PhD Proposal by Juhyun Bae
Title: Distributed Services with Elastic Container Memory Abstractions for Big Data Clouds
Date: Friday, September 24th, 2021
Time: 4:00-6:00pm (ET)
School of Computer Science
Georgia Institute of Technology
Dr. Ling Liu (Advisor, School of Computer Science, Georgia Institute of Technology)
Dr. Calton Pu (School of Computer Science, Georgia Institute of Technology)
Dr. Joy Arulraj (School of Computer Science, Georgia Institute of Technology)
Dr. Said Mohamed Tawfik Issa (School of Computer Science, Georgia Institute of Technology)
Dr. Jay Lofstead (Sandia National Laboratories)
Big data powered machine learning has become an integral part of many products and services today. Solely relying on elastic scaling up to deal with resource limits in Cloud and at Edge may not be sufficient, especially when the workload pattern and volume are diverse and hard to predict, let alone the cost of scaling up and the presence of unutilized resources in cross-container and cross-cluster settings. Although container is an essential server technology for multi cloud, hybrid cloud and edge cloud computing, the performance of containers on a host node is affected by the memory usage of other co-hosted containers due to the shared common pool of host memory. Transient load surge can cause serious performance degradation when the container runtime is out of allocated memory or the host memory runs out. This dissertation research addresses these problems by developing distributed services with elastic container memory abstraction, enabling container runtime to utilize free memory on the same host and in remote nodes of a cluster with three unique contributions.
We first design and develop the elastic host memory abstraction to allow cross-container memory sharing based on dynamic and transient memory demands of container runtime, enabling containers to elastically expand or shrink their available memory on demand. This new cross container memory abstraction enables a container to manage the unexpected large working set memory gracefully rather than relying on restarting of the container to increase the memory capacity. This new memory abstraction can be incorporated to container runtime execution transparently without any modification to the host operating system and the application.
Next, we design and develop the elastic host-remote memory abstraction to allow cross-container and cross node memory sharing. This enables containers to flexibly expand its memory demand to remote memory in the cluster in response to the unexpected demand on the working set memory when the host memory is insufficient to accommodate the demand. By efficiently leveraging available remote free memory in the cluster, it incorporates the remote network memory as a part of the runtime memory hierarchy of containers transparently without any impact on existing OS and applications running in the containers on both host and remote nodes. By enabling containers to leverage remote network memory, which is two orders of magnitude faster than disk I/O, our elastic host-remote memory abstraction can provide graceful performance adaptation to the demand of memory intensive applications, alleviating the restarting of containers for expanding its memory allocation or the migration of container execution when its host memory is insufficient to accommodate the additional memory demand.

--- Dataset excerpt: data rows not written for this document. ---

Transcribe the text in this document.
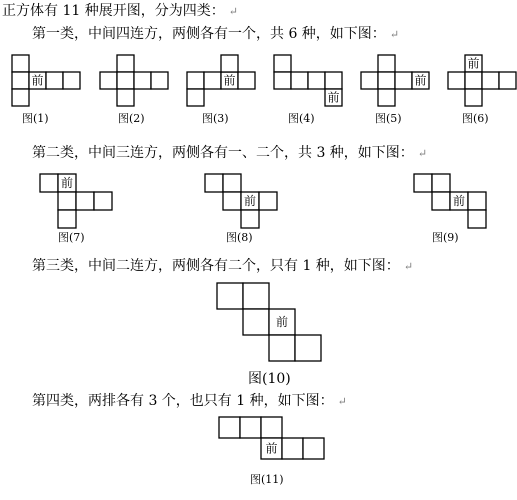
正方体有 11 种展开图，分为四类： ↵
第一类，中间四连方，两侧各有一个，共 6 种，如下图： ↵
第二类，中间三连方，两侧各有一、二个，共 3 种，如下图： ↵
第三类，中间二连方，两侧各有二个，只有 1 种，如下图： ↵
第四类，两排各有 3 个，也只有 1 种，如下图： ↵
前
图(1)	图(2)
前
图(3)
前
图(4)
前
图(5)
前
图(6)
前
图(7)
前
图(8)
前
图(9)
前
图(10)
前
图(11)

We implement our elastic remote network memory abstraction on top of RDMA to utilize its one-sided read / write operations. Several RDMA optimizations are introduced to provide efficient communication fabrics for enabling containers to leverage our cross-node memory abstraction and achieve maximum throughput. For example, we provide efficient merging and chaining of requests to reduce the cost of I/O. We develop new event polling mechanism to adapt to diverse workload patterns. To demonstrate the effectiveness of our elastic host-remote container memory abstraction, we implement a transparent network memory storage for container execution (CNetMem) with two novel features. We introduce group based remote memory abstraction to enable our elastic container memory abstraction to be scalable to large cluster size by managing a controlled pool of concurrent connections. Our grouping strategy uses pre-connection and mapping warm up to avoid connecting and mapping remote memory via the performance critical path. We then introduce rank-based node selection algorithm to find the most suitable remote node for mapping remote memory block by considering memory increasing and decreasing trend on the remote node as well as the amount of free memory available, which can help avoiding or minimizing remote eviction. We also utilize a new hybrid batching technique tailored especially for replication or disk-backup to increase fault tolerance with minimal performance impact.
Our ongoing research is focused on providing scalable distributed data services across a large population of edge clients (e.g., end devices) with high churning edge network. We develop a two-tier edge overlay network, with the top tier overlay offering dynamic and hierarchical grouping to support two types of distributed application services: scalable remote file system and federated learning system, and the bottom tier providing efficient and transparent connection management for decentralized management of hierarchical peer to peer computation with high dependability and fault tolerance. In this proposal exam, I will provide detailed overview of CNetMem in terms of design, development, and evaluations with a dozen of key-value system workloads and machine learning workloads.